Clergy HaberdasheryPosted: May 19, 2009
I got another Almy catalog in the mail today and, as always, I’m fascinated by the models they use. On the male side, there are two type casts: the buff young curate and the smooth silver-haired rector. The young “priests” look like guys you’d want to go have a drink with at McSorley’s Pub but spiritual counseling? Not so much.
The women “clergy” either need an extreme makeover or are, well, hot. Which is kind of odd. It makes you wonder what other magazines and catalogs they model for? “Let’s see on Monday it’s the Almy shoot then Tuesday and Wednesday I’ll be doing Frederick’s of Hollywood.”

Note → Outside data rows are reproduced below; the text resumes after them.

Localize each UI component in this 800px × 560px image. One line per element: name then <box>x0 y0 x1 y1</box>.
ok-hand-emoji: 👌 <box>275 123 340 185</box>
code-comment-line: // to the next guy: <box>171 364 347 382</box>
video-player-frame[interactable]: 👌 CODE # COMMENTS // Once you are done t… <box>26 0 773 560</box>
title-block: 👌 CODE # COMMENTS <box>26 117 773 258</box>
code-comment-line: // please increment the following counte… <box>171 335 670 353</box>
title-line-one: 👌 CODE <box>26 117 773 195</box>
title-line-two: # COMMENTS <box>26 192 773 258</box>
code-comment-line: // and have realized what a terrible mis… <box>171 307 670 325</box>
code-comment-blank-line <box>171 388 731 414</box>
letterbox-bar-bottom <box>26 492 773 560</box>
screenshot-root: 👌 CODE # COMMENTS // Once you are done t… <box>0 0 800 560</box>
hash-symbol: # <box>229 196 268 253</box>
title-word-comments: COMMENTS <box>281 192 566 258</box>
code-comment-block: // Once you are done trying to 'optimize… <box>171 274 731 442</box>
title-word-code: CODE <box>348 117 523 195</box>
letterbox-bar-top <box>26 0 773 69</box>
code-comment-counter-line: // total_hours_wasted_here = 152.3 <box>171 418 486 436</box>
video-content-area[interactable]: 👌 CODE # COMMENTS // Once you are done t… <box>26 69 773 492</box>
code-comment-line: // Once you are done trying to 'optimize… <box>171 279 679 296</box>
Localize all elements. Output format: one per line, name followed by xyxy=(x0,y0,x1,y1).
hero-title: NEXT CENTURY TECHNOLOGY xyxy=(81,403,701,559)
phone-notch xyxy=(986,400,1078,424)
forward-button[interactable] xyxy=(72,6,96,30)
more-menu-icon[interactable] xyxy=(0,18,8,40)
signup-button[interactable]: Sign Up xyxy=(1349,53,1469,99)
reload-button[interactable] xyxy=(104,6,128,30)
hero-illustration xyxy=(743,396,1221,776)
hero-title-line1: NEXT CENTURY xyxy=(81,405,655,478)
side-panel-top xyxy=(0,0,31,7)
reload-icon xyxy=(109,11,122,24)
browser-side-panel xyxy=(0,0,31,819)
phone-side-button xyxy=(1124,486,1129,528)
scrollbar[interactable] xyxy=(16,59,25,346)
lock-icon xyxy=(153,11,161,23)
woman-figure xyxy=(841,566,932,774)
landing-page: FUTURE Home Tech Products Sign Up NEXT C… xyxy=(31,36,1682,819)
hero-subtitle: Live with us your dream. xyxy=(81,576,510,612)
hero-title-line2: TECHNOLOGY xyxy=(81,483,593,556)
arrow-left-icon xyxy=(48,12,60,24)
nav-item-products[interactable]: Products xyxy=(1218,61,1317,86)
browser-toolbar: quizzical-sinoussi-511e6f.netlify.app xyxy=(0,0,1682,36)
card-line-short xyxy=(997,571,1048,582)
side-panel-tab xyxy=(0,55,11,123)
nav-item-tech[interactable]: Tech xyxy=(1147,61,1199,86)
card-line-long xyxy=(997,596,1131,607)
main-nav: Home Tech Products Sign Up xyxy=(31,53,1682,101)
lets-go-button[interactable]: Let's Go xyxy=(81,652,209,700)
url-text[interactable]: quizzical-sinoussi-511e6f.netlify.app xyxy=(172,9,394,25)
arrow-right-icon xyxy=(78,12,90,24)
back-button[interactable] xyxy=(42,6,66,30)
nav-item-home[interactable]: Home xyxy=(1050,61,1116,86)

Facial expressions consist of either the cheesy coffee hour fake grin or a pseudo-pious, heavenward glance. And if you ever lay your hands on one of these (ask your priest — we get about one a week), check out the way both the men and women hold their hands — it’s hilarious. The overly pious hand clasp is a hoot. The only variation in the current issue is the strapping guy in the ugly striped clergy shirt with one hand in his pocket and the other on his belt buckle. What are you Father Fonzie? Aaay!
In all of these clergy catalogs the men’s clergy shirts, vestments, and assorted paraphernalia are in the front and the women’s section always feels like an afterthought on the back pages. It’s sad but true.
Well, I guess someone has to model these things. It would look even odder if they were all draped on mannequins. Yes, I know, you’ve heard some priests preach about as well as your average department store mannequin.
Perhaps I’ll start moonlighting as a J.Crew model in my spare time. Now that would look authentic.